Radiant Ranunculi & Termeh
This sofreh, arranged on an elaborately embroidered antique Persian textile known as termeh, showcases a silver container of dazzling Pom Pom ranunculi, a pair of candleholders, decorated eggs, crystal sugar in the form of an apple, sugared almonds speckled with gilded coins, and a delicate mirrored antique rosewater jug—some of the symbolic elements of the marriage sofreh.
The Mehregan customs have evolved over the years, and while there are celebrations, people do not spread a sofreh.

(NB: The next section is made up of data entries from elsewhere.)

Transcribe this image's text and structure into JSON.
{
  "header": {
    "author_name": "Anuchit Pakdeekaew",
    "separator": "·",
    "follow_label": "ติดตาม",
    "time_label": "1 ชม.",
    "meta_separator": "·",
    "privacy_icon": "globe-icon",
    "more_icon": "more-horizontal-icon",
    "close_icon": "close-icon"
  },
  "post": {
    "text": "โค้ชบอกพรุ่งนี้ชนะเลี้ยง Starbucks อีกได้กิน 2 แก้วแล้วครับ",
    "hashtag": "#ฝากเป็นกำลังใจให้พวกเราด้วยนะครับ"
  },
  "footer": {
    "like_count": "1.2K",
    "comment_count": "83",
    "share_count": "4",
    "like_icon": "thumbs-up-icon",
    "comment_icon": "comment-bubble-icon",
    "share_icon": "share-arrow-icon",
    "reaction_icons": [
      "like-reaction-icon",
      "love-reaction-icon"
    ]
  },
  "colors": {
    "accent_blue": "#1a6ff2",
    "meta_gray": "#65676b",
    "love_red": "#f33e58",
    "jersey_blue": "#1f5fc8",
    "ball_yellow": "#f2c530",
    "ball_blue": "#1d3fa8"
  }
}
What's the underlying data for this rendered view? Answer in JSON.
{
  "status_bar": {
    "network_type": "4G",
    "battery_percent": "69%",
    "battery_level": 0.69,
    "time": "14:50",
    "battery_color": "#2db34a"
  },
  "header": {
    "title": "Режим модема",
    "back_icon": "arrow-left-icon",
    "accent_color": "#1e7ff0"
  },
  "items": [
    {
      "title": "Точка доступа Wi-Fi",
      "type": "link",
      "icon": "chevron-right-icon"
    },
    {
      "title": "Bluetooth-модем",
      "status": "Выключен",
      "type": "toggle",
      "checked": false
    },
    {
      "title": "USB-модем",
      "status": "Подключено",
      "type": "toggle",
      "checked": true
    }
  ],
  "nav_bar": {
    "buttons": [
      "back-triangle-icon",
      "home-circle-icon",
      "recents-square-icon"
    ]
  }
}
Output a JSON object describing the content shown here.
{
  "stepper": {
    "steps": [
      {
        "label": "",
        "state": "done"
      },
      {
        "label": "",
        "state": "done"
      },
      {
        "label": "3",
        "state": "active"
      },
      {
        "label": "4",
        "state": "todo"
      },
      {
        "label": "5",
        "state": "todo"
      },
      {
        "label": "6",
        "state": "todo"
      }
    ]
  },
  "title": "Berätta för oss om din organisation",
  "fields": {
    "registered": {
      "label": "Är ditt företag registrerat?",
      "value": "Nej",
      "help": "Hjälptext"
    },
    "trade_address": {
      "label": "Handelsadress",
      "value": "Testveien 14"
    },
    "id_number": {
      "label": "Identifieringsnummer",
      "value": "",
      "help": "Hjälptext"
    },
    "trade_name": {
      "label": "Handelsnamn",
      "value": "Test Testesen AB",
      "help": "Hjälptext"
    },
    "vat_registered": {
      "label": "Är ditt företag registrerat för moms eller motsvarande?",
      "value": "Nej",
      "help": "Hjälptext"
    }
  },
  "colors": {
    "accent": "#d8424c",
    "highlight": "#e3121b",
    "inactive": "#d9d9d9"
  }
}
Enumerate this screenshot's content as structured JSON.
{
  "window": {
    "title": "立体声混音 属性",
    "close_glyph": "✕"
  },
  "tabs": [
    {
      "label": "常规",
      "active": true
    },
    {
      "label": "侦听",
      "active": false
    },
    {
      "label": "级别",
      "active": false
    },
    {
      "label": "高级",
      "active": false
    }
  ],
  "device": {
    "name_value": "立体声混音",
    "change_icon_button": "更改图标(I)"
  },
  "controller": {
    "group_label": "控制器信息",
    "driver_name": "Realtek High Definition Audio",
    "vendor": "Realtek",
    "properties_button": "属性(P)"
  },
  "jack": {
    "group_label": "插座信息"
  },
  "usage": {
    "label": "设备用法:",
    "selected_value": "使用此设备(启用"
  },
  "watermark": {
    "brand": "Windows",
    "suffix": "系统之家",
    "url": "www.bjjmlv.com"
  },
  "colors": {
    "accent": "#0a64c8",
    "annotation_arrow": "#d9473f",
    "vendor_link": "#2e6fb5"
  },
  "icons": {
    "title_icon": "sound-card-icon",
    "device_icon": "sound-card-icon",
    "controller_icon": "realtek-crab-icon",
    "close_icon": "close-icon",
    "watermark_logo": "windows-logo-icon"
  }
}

However, a sofreh was apparently part of the celebrations in the past.
Shab-e Yalda, Winter Solstice
Nowruz Versus Christmas
December, 2018. This unconventional and original outdoor sofreh is inspired by the symbolic elements of sofreh-ye Nowruz (haft sinn) such as germinated wheat (sabzeh), spring flowers (hyacinths and tulips), apples and pomegranates, as well as Christmas ornaments such as pine cones, nuts, and holly and pine sprigs.
The first two images present the overall composition in two different lights — before and after sunset — which demonstrate a fascinating contrast.